経営や情報システム部門の視点では、電話営業部隊やコールセンター立ち上げは、従来なら電話機手配から電話線の接続、PBXをインストールするサーバーの準備などで、時間も費用もかかることだった。會田氏は「MiiTelにより、電話のGmail化のようなことが起きた」と説明する。
「MiiTelを使えば、ユーザーを追加するだけで、電話環境が整います。電話機器は一切不要になり、そのコスト削減効果だけでもMeeTelを導入する意味が出てきます」(會田氏)
事業責任者やIT担当者の観点でも、電話担当者の割当作業をウェブサービスの画面上から完結できるため、オペレーションコスト、管理コストが抑えられると會田氏はいう。
「着信ルールの設定も簡単で、自動応答機能やリストを使ったアウトバウンドコール発信など、小さな規模の企業でも受電・架電業務の生産性向上を図れます。電話番号ごとのステータス、エージェント別の応対状況なども一覧できるなど、電話プラスアルファの機能の全てがここに実装されています」(會田氏)
実際の導入効果では、商談獲得率が上がることによる利益向上、架電工数や通話・録音費用、教育工数、ハードウェア費の削減によるコスト低下により、「中小企業でも500%ほどの投資対効果が出ている。大企業では電話業務にそもそも大きく投資していることから1000%を超える効果が出る」(會田氏)とのことだ。

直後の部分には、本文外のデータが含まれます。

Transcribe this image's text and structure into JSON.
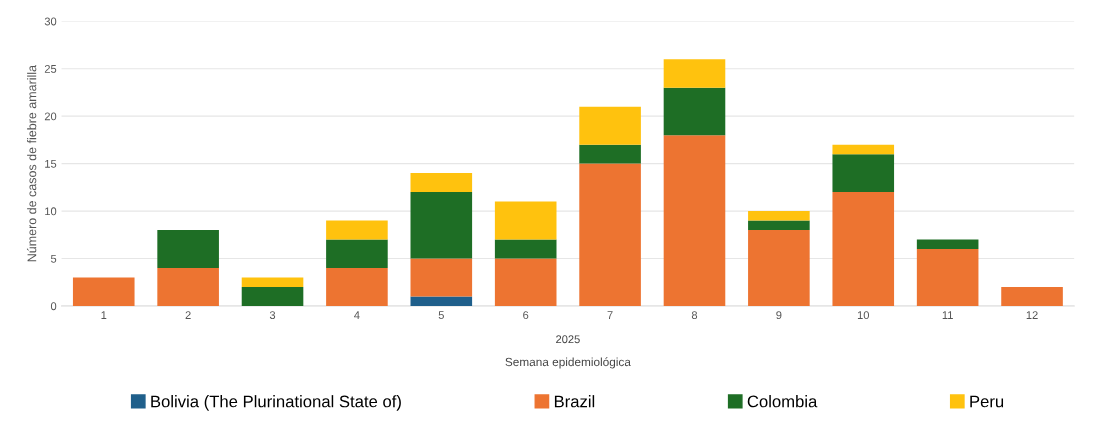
{
  "chart_data": {
    "type": "bar",
    "stacked": true,
    "categories": [
      "1",
      "2",
      "3",
      "4",
      "5",
      "6",
      "7",
      "8",
      "9",
      "10",
      "11",
      "12"
    ],
    "series": [
      {
        "name": "Bolivia (The Plurinational State of)",
        "color": "#1f5f8b",
        "values": [
          0,
          0,
          0,
          0,
          1,
          0,
          0,
          0,
          0,
          0,
          0,
          0
        ]
      },
      {
        "name": "Brazil",
        "color": "#ed7431",
        "values": [
          3,
          4,
          0,
          4,
          4,
          5,
          15,
          18,
          8,
          12,
          6,
          2
        ]
      },
      {
        "name": "Colombia",
        "color": "#1e6e25",
        "values": [
          0,
          4,
          2,
          3,
          7,
          2,
          2,
          5,
          1,
          4,
          1,
          0
        ]
      },
      {
        "name": "Peru",
        "color": "#ffc20e",
        "values": [
          0,
          0,
          1,
          2,
          2,
          4,
          4,
          3,
          1,
          1,
          0,
          0
        ]
      }
    ],
    "ylim": [
      0,
      30
    ],
    "yticks": [
      0,
      5,
      10,
      15,
      20,
      25,
      30
    ],
    "ylabel": "Número de casos de fiebre amarilla",
    "xlabel": "Semana epidemiológica",
    "annotations": [
      "2025"
    ],
    "grid": "y",
    "legend": "bottom"
  }
}
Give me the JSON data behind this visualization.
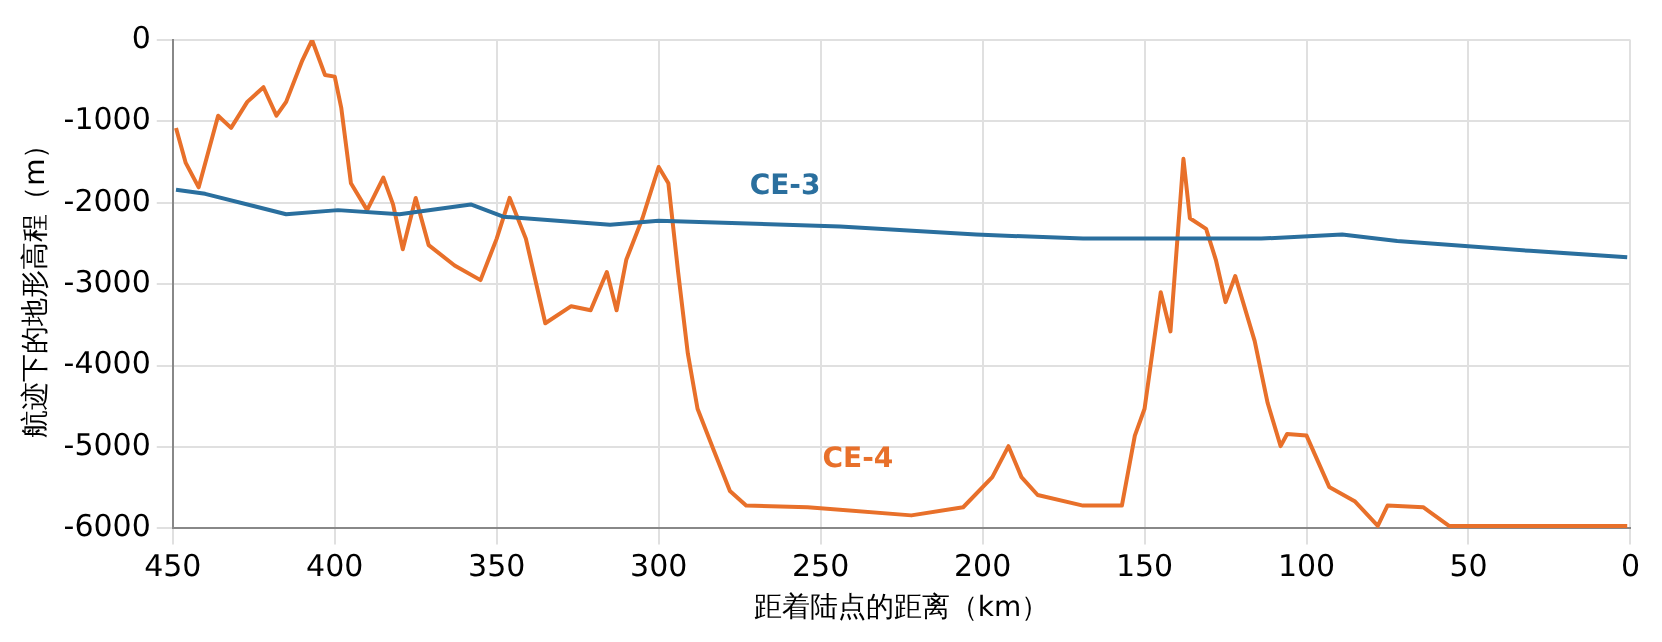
{
  "chart_data": {
    "type": "line",
    "xlabel": "距着陆点的距离（km）",
    "ylabel": "航迹下的地形高程（m）",
    "xlim": [
      450,
      0
    ],
    "xticks": [
      450,
      400,
      350,
      300,
      250,
      200,
      150,
      100,
      50,
      0
    ],
    "ylim": [
      -6000,
      0
    ],
    "yticks": [
      -6000,
      -5000,
      -4000,
      -3000,
      -2000,
      -1000,
      0
    ],
    "grid": true,
    "legend": false,
    "marker": "none",
    "line_style": "solid",
    "series": [
      {
        "name": "CE-3",
        "color": "#2a6f9e",
        "x": [
          449,
          440,
          415,
          399,
          380,
          358,
          348,
          315,
          300,
          244,
          202,
          169,
          114,
          89,
          72,
          31,
          1
        ],
        "values": [
          -1840,
          -1890,
          -2140,
          -2090,
          -2140,
          -2020,
          -2170,
          -2270,
          -2220,
          -2290,
          -2390,
          -2440,
          -2440,
          -2390,
          -2470,
          -2590,
          -2670
        ]
      },
      {
        "name": "CE-4",
        "color": "#e8702a",
        "x": [
          449,
          446,
          442,
          436,
          432,
          427,
          422,
          418,
          415,
          410,
          407,
          403,
          400,
          398,
          395,
          390,
          385,
          382,
          379,
          375,
          371,
          363,
          355,
          350,
          346,
          341,
          335,
          327,
          321,
          316,
          313,
          310,
          305,
          300,
          297,
          294,
          291,
          288,
          283,
          278,
          273,
          254,
          222,
          206,
          197,
          192,
          188,
          183,
          169,
          157,
          153,
          150,
          145,
          142,
          138,
          136,
          131,
          128,
          125,
          122,
          116,
          112,
          108,
          106,
          100,
          93,
          85,
          78,
          75,
          64,
          56,
          43,
          1
        ],
        "values": [
          -1080,
          -1510,
          -1810,
          -930,
          -1080,
          -760,
          -580,
          -930,
          -760,
          -250,
          0,
          -430,
          -450,
          -830,
          -1760,
          -2090,
          -1690,
          -2020,
          -2570,
          -1940,
          -2520,
          -2770,
          -2950,
          -2440,
          -1940,
          -2440,
          -3480,
          -3270,
          -3320,
          -2850,
          -3320,
          -2700,
          -2190,
          -1560,
          -1760,
          -2850,
          -3850,
          -4530,
          -5040,
          -5540,
          -5720,
          -5740,
          -5840,
          -5740,
          -5370,
          -4990,
          -5370,
          -5590,
          -5720,
          -5720,
          -4860,
          -4530,
          -3100,
          -3580,
          -1460,
          -2190,
          -2320,
          -2700,
          -3220,
          -2900,
          -3700,
          -4460,
          -4990,
          -4840,
          -4860,
          -5490,
          -5670,
          -5970,
          -5720,
          -5740,
          -5970,
          -5970,
          -5970
        ]
      }
    ]
  }
}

利用料金は1IDあたり5980円の月額制で初期費用不要、1台から申し込める。録音や分析機能のない通常のIP電話で1台あたり月額6000〜7000円というのがこれまでの相場で、録音すれば追加で1〜1.5万円かかっていたところを、約2分の1〜3分の1の費用で導入できることから、7月現在で300社以上の企業が利用。冒頭にもあるように2年弱で1万超のユーザーに活用されるサービスに成長した。

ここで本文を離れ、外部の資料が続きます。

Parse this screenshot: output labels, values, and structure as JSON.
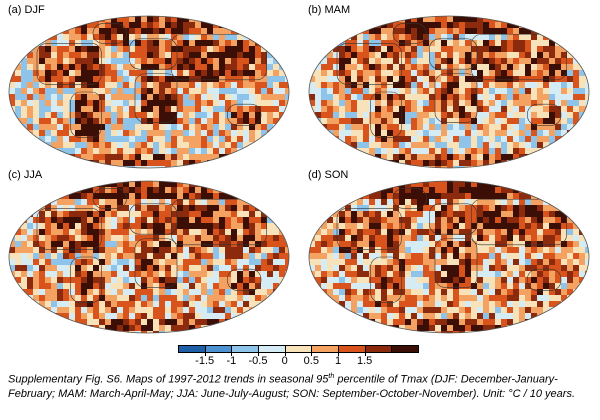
{
  "panels": [
    {
      "label": "(a) DJF"
    },
    {
      "label": "(b) MAM"
    },
    {
      "label": "(c) JJA"
    },
    {
      "label": "(d) SON"
    }
  ],
  "colorbar": {
    "ticks": [
      "-1.5",
      "-1",
      "-0.5",
      "0",
      "0.5",
      "1",
      "1.5"
    ],
    "colors": [
      "#1f5fa8",
      "#4e93d1",
      "#8ec3ea",
      "#d6ecf5",
      "#f7e2b9",
      "#f4a261",
      "#d8541c",
      "#8c2a0e",
      "#3b0f06"
    ]
  },
  "caption": {
    "part1": "Supplementary Fig. S6. Maps of 1997-2012 trends in seasonal 95",
    "sup": "th",
    "part2": " percentile of Tmax (DJF: December-January-February; MAM: March-April-May; JJA: June-July-August; SON: September-October-November). Unit: °C / 10 years."
  }
}
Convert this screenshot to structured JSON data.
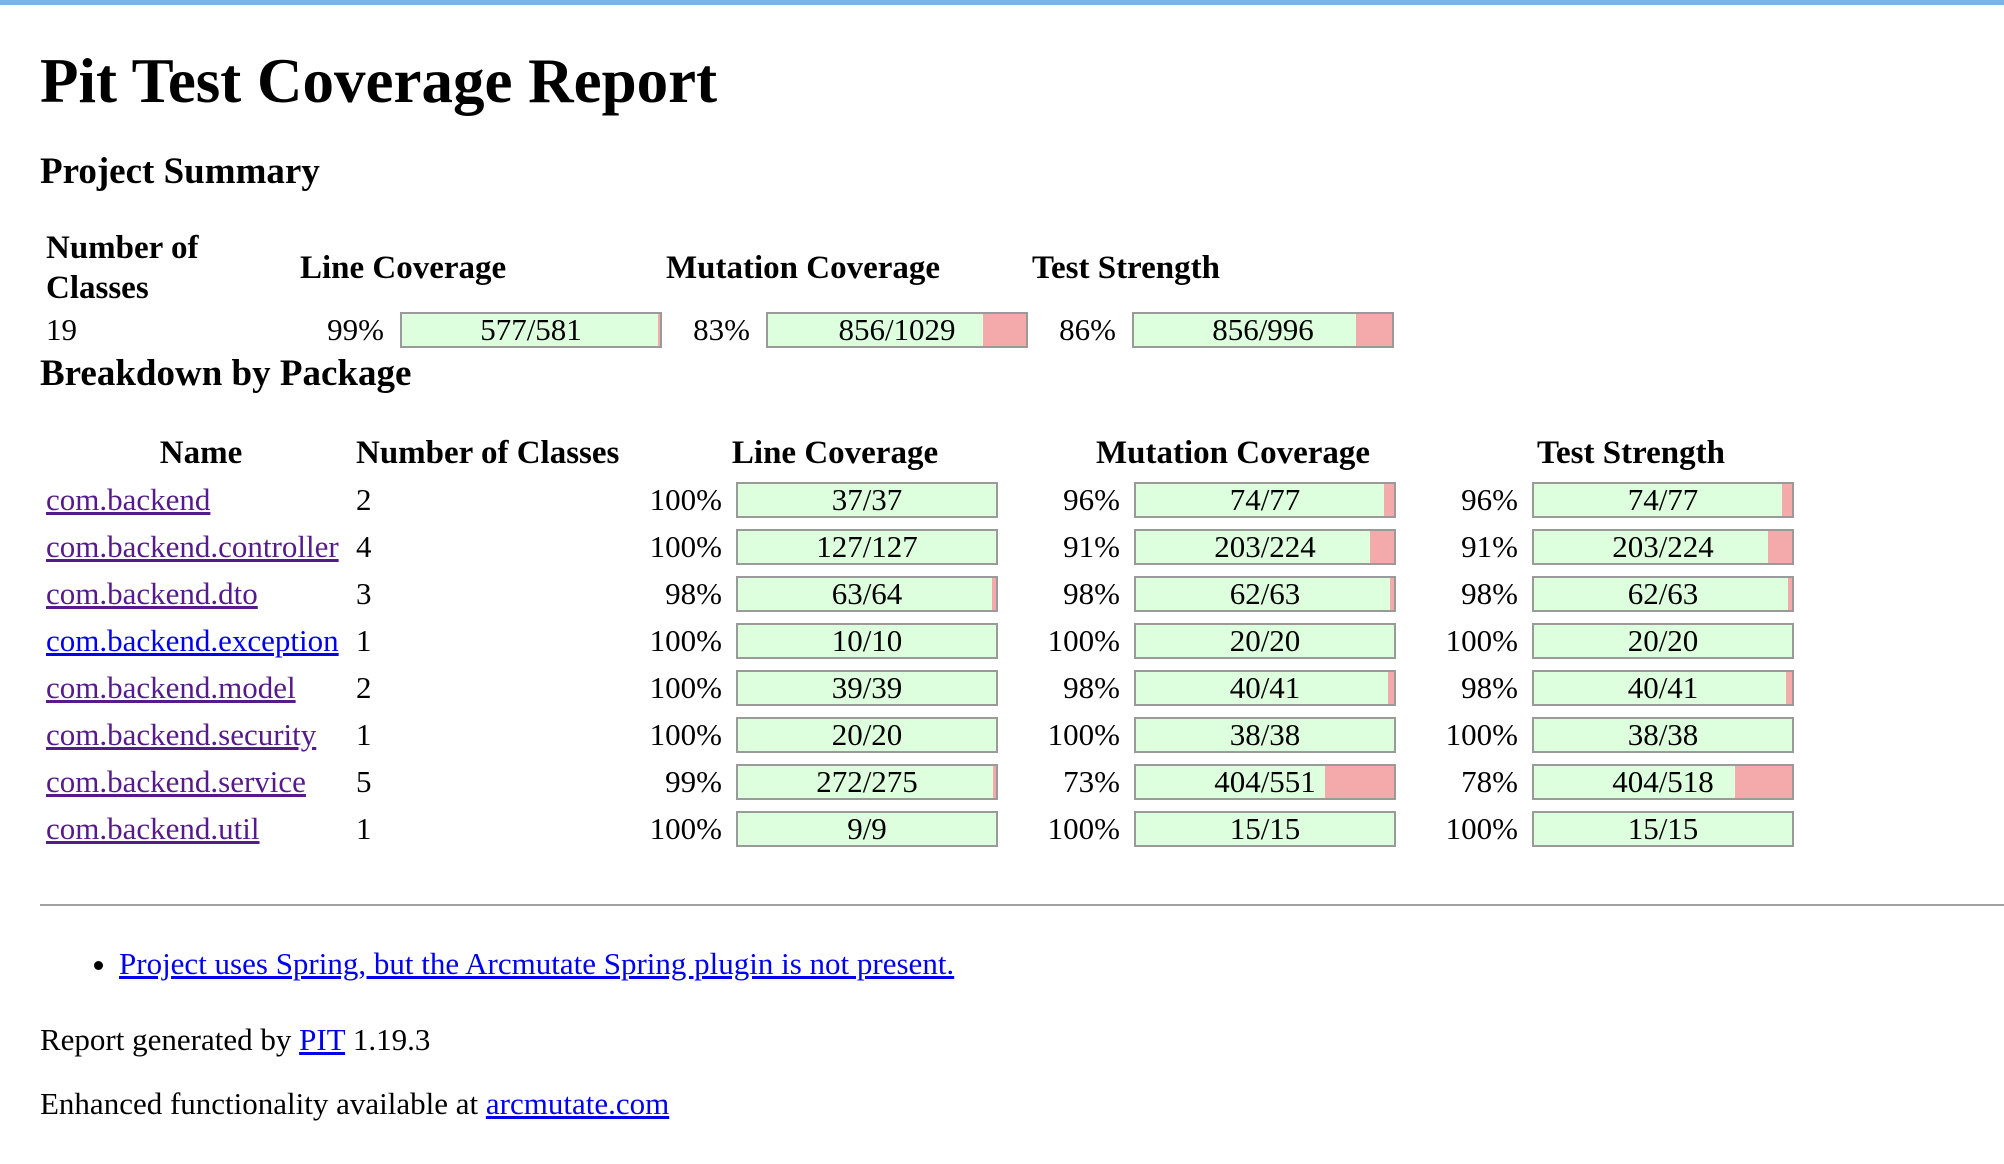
{
  "title": "Pit Test Coverage Report",
  "summary": {
    "heading": "Project Summary",
    "headers": {
      "classes": "Number of Classes",
      "line": "Line Coverage",
      "mutation": "Mutation Coverage",
      "strength": "Test Strength"
    },
    "classes": "19",
    "line": {
      "pct": "99%",
      "text": "577/581",
      "ratio": 0.9931
    },
    "mutation": {
      "pct": "83%",
      "text": "856/1029",
      "ratio": 0.8319
    },
    "strength": {
      "pct": "86%",
      "text": "856/996",
      "ratio": 0.8594
    }
  },
  "breakdown": {
    "heading": "Breakdown by Package",
    "headers": {
      "name": "Name",
      "classes": "Number of Classes",
      "line": "Line Coverage",
      "mutation": "Mutation Coverage",
      "strength": "Test Strength"
    },
    "rows": [
      {
        "name": "com.backend",
        "classes": "2",
        "line": {
          "pct": "100%",
          "text": "37/37",
          "ratio": 1.0
        },
        "mutation": {
          "pct": "96%",
          "text": "74/77",
          "ratio": 0.961
        },
        "strength": {
          "pct": "96%",
          "text": "74/77",
          "ratio": 0.961
        }
      },
      {
        "name": "com.backend.controller",
        "classes": "4",
        "line": {
          "pct": "100%",
          "text": "127/127",
          "ratio": 1.0
        },
        "mutation": {
          "pct": "91%",
          "text": "203/224",
          "ratio": 0.906
        },
        "strength": {
          "pct": "91%",
          "text": "203/224",
          "ratio": 0.906
        }
      },
      {
        "name": "com.backend.dto",
        "classes": "3",
        "line": {
          "pct": "98%",
          "text": "63/64",
          "ratio": 0.984
        },
        "mutation": {
          "pct": "98%",
          "text": "62/63",
          "ratio": 0.984
        },
        "strength": {
          "pct": "98%",
          "text": "62/63",
          "ratio": 0.984
        }
      },
      {
        "name": "com.backend.exception",
        "classes": "1",
        "visited": false,
        "line": {
          "pct": "100%",
          "text": "10/10",
          "ratio": 1.0
        },
        "mutation": {
          "pct": "100%",
          "text": "20/20",
          "ratio": 1.0
        },
        "strength": {
          "pct": "100%",
          "text": "20/20",
          "ratio": 1.0
        }
      },
      {
        "name": "com.backend.model",
        "classes": "2",
        "line": {
          "pct": "100%",
          "text": "39/39",
          "ratio": 1.0
        },
        "mutation": {
          "pct": "98%",
          "text": "40/41",
          "ratio": 0.976
        },
        "strength": {
          "pct": "98%",
          "text": "40/41",
          "ratio": 0.976
        }
      },
      {
        "name": "com.backend.security",
        "classes": "1",
        "line": {
          "pct": "100%",
          "text": "20/20",
          "ratio": 1.0
        },
        "mutation": {
          "pct": "100%",
          "text": "38/38",
          "ratio": 1.0
        },
        "strength": {
          "pct": "100%",
          "text": "38/38",
          "ratio": 1.0
        }
      },
      {
        "name": "com.backend.service",
        "classes": "5",
        "line": {
          "pct": "99%",
          "text": "272/275",
          "ratio": 0.989
        },
        "mutation": {
          "pct": "73%",
          "text": "404/551",
          "ratio": 0.733
        },
        "strength": {
          "pct": "78%",
          "text": "404/518",
          "ratio": 0.78
        }
      },
      {
        "name": "com.backend.util",
        "classes": "1",
        "line": {
          "pct": "100%",
          "text": "9/9",
          "ratio": 1.0
        },
        "mutation": {
          "pct": "100%",
          "text": "15/15",
          "ratio": 1.0
        },
        "strength": {
          "pct": "100%",
          "text": "15/15",
          "ratio": 1.0
        }
      }
    ]
  },
  "notes": [
    "Project uses Spring, but the Arcmutate Spring plugin is not present."
  ],
  "footer": {
    "generated_prefix": "Report generated by ",
    "generated_link": "PIT",
    "generated_suffix": " 1.19.3",
    "enhanced_prefix": "Enhanced functionality available at ",
    "enhanced_link": "arcmutate.com"
  },
  "colors": {
    "covered": "#ddffdd",
    "uncovered": "#f4aaaa",
    "link": "#551a8b",
    "link_unvisited": "#0000ee",
    "top_border": "#7ab4e6"
  }
}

「ここまで顧客の声を聞き、支援を受けながら、プロダクト開発に当たってきました。結果として現場で使われて、顧客の利益にコミットするようなものが作れている。これはSaaSのよいところです。所有から利用への流れの中で、売って終わりではなく、売ったところが始まりになり、顧客とコミュニケーションしていく中で何が課題なのか、どういう機能が望まれているのかに基づいて開発を進めてくることができました。顧客の声に沿った機能を比較的早い時間軸で提供できてきているのではないかと思います」(會田氏)
新型コロナの影響下では、企業のリモートワーク環境の早期実現を支援するために、2月末から2カ月間のMiiTel無償提供も行った。

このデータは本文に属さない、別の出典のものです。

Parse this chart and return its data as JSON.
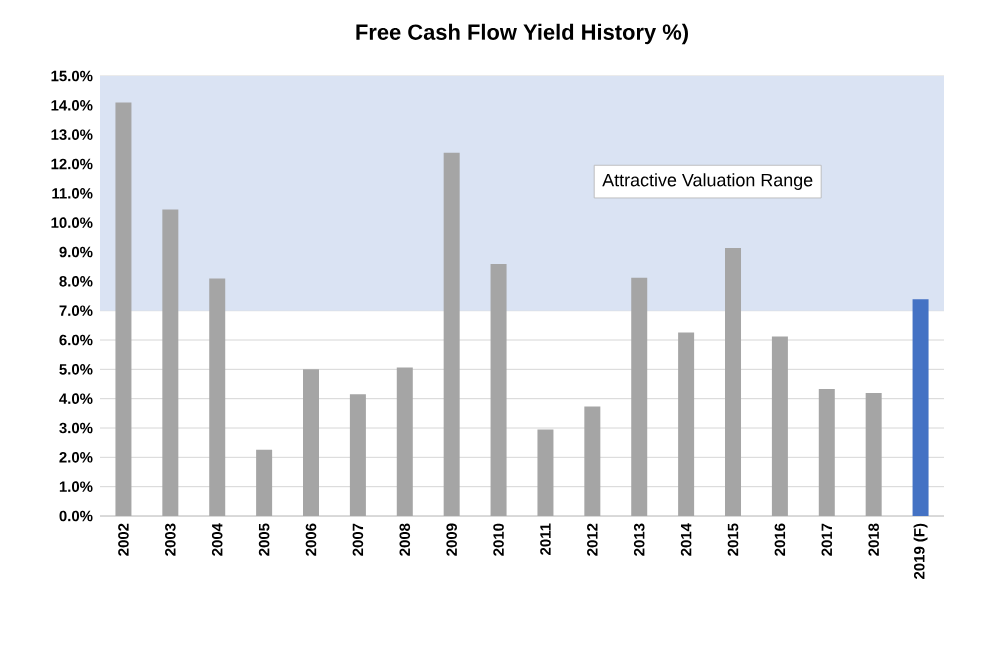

「事業を始めたときからロングタームでは営業組織もいずれリモート化するだろうと考えており、我々自身もフルリモートで業務を行えるようにしてきました。2017年は日本でも“インサイドセールス元年”となり、働き方や売り方の見直しからリモートでのセールスは徐々に浸透するだろうと考えていましたが、コロナの影響で10年かけてやろうと思っていたことが3〜4カ月に短縮された。企業各社の急なリモートへのシフトに対応するために、ただ儲けることだけでなく、MiiTelが役に立てると考え、社会貢献活動のひとつとして無償提供を決めました。そのかいもあって申し込みも増え、4月以降で売上・ユーザー数が3倍に伸びています」(會田氏)
今冬にはビデオを使った対面営業用プロダクトの正式公開を予定
今回、RevCommが実施した資金調達はシリーズAラウンドのセカンドクローズに当たる。5月発表のファーストクローズでは8億円を調達。WiLが運営するWiL Fund IIを筆頭に、新株予約権での投資を実施していた、PERSOL INNOVATION FUND、エン・ジャパン、ブイキューブが株主に加わっていた。
今回のセカンドクローズではNTTドコモ・ベンチャーズ、KDDI Open Innovation Fund 3号(グローバル・ブレインが運営)、新生企業投資、Sony Innovation Fund by IGV、ALL STAR SAAS FUND、ディープコア、DNX Ventures、博報堂DYベンチャーズ、三菱UFJキャピタル、ミロク情報サービスが新たに株主に加わっている。
「CVCや事業会社についてはシナジーありきで参画いただきました。以前からアライアンスの声かけがあったり、こちらから提案したりしていて、アライアンスが進んだ会社です。VCについては、我々がグローバル展開を視野に入れていることから海外ベースのVCに参加いただいています。また、SaaS企業への投資が多く、そちらの知見を持つ投資家にも参画いただきました」(會田氏)
調達した資金は、これまで月額5万円程度しか投資していなかったという広告宣伝と人材採用、AIを含むディープテックのR&Dと、グローバルを含めた知財戦略の強化、そして海外展開のために充てるという。海外展開については、近々シンガポールに拠点を設け、ASEAN諸国への展開を図る。また今冬には新プロダクトとして、画面共有ツールやZoom連携など、ビデオを使った対面での営業用アプリケーションの正式公開も予定する。